(Dallas, TX – October 2015) Amanda knew there was something wrong when at the age of 18 months, Madelyn wasn’t walking yet. “She would step and just stand there. She didn’t know where she was going,” said Amanda. Her thoughts were confirmed when she and her husband took their daughter to the eye doctor who diagnosed her with a vision problem.
They gave her glasses and she did begin to walk soon after that, but then Amanda began to notice Madelyn’s eyes drifting. Ultimately, Madelyn would endure three surgeries to correct the strabismus (“crossed eyes”) and patching therapy to correct the amblyopia (“lazy eye”). However, there is one thing that treatment is unable to improve, and that is the way Madelyn reads—a pattern that allows her to understand the words that she is reading, but it is a pattern that causes her to read more slowly.
Madelyn is not alone. There are one to two children in every classroom with amblyopia, and reading is a common struggle for these children even though they have one eye with good vision.
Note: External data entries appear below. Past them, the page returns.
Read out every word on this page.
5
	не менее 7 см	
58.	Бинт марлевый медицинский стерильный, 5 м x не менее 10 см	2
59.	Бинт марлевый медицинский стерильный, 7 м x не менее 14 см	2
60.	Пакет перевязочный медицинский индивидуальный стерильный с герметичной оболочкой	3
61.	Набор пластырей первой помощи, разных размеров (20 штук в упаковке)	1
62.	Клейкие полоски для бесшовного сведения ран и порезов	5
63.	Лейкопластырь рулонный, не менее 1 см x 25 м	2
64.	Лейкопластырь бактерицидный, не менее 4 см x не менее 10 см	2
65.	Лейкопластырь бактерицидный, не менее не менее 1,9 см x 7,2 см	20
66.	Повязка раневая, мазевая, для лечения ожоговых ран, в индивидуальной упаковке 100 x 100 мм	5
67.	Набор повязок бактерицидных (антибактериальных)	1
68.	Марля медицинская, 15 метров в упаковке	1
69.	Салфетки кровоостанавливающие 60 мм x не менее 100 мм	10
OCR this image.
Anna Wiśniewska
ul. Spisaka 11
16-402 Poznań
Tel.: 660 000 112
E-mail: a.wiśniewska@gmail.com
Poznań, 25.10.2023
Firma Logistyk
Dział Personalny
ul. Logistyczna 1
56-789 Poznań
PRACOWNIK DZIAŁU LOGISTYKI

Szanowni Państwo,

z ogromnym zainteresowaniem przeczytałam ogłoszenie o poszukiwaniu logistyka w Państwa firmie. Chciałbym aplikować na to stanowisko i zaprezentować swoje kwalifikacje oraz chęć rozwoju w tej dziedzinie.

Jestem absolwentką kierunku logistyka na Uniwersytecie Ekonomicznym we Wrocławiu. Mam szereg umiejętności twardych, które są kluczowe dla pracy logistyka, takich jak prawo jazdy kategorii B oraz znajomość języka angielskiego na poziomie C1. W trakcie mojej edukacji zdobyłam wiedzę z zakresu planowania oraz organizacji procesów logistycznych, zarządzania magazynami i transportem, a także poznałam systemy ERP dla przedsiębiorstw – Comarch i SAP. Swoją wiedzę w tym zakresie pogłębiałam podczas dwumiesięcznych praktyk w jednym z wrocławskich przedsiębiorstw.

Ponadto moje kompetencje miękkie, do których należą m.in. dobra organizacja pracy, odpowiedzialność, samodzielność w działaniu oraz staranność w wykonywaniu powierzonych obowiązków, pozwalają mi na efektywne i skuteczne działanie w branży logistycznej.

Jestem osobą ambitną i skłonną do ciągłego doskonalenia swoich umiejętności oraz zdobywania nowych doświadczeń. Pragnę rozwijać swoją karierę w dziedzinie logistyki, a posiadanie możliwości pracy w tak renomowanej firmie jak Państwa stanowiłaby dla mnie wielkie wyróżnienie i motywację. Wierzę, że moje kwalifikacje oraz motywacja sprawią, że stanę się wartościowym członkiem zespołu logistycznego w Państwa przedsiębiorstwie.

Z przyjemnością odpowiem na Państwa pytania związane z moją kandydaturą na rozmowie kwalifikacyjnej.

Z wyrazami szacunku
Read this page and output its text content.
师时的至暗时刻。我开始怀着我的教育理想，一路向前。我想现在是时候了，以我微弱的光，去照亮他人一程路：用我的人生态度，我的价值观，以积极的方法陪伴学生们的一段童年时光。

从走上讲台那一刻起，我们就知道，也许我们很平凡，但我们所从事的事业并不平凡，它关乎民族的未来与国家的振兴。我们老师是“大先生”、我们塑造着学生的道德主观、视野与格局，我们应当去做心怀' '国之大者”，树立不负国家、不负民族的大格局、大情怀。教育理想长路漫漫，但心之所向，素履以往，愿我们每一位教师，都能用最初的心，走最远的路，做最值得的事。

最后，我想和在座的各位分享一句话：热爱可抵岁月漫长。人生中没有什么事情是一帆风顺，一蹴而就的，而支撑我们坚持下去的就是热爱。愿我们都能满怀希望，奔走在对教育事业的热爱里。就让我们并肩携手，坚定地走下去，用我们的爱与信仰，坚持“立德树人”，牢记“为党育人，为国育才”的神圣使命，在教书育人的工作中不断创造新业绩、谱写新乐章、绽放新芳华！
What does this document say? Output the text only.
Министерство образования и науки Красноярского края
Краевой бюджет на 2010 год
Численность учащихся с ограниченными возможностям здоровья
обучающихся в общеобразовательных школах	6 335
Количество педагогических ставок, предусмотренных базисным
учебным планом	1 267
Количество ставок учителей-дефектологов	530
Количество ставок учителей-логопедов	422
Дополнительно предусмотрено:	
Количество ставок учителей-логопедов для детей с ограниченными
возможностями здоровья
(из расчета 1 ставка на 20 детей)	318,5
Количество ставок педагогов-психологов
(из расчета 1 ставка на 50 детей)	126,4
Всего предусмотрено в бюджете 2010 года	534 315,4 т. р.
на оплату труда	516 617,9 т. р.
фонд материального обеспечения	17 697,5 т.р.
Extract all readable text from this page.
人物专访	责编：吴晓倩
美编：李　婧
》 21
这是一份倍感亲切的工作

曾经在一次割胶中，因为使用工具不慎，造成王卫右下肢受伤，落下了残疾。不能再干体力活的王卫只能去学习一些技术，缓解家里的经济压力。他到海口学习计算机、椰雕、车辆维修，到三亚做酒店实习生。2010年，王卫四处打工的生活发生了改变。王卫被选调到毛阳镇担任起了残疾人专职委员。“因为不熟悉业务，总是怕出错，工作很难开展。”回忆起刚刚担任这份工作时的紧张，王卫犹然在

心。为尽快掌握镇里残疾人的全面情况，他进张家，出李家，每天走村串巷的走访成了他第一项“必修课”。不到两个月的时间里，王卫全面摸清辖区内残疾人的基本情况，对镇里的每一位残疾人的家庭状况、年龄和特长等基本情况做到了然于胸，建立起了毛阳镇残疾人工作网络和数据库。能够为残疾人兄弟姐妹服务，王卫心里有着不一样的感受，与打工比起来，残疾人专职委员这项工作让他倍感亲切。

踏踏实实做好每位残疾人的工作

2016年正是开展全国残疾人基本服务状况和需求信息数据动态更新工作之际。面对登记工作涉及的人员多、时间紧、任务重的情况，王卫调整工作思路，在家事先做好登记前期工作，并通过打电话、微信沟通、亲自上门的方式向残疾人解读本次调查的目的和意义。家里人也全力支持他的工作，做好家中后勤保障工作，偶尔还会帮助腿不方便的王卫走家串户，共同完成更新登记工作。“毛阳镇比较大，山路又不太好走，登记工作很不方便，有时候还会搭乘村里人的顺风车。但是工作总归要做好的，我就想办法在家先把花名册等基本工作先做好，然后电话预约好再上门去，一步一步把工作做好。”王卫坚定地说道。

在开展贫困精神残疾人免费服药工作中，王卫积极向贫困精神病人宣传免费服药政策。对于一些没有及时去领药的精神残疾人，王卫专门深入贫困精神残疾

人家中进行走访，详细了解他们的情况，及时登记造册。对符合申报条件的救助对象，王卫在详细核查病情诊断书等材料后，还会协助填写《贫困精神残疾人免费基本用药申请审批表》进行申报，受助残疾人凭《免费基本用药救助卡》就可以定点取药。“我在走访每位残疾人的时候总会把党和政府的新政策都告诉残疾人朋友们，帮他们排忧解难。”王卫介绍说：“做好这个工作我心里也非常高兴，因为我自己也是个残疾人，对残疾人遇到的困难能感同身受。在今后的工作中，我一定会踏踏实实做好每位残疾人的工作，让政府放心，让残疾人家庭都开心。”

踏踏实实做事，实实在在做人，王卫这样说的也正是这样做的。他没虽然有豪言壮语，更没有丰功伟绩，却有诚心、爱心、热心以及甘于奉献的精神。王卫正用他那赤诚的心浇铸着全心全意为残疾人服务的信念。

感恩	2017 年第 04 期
Unfortunately, these children are required to meet the same testing standards as children with good vision in both eyes even though they need more time to read.
Amanda brought Madelyn to the Retina Foundation of the Southwest at the recommendation of her pediatric ophthalmologist and the research and vision testing has made a significant impact in helping Madelyn gain accommodations for her reading. The Crystal Charity Ball Pediatric Vision Evaluation Center began a reading and motor skills research study one year ago for children with amblyopia, and the reports given to the parents have been used to help the children qualify for resources to succeed academically.
“The reading test at the Retina Foundation helped me understand how Madelyn reads and how her eyes function. It takes her a long time to focus on one word. It’s not scanning like we do. When they explained it to me and watching how she reads, it makes a lot more sense as to why reading is so difficult for her,” said Amanda.
Amanda was able to take the results of Madelyn’s reading test directly to her school counselor who was able to secure a magnifying prism for Madelyn to use during reading assignments and tests. Her teachers give Madelyn several days to take tests and they also limit her testing to an hour at a time because her eyes get very tired from the constant focusing on each individual word. These accommodations, which gives Madelyn more time to take her tests beyond one testing session has helped her succeed in school.
Amanda agrees that Madelyn’s story is a story of resilience and achievement. There is very little that Madelyn is unable to do now that she has the tools to thrive. She also foresees that there is very little that can stand in her way of accomplishing her dreams.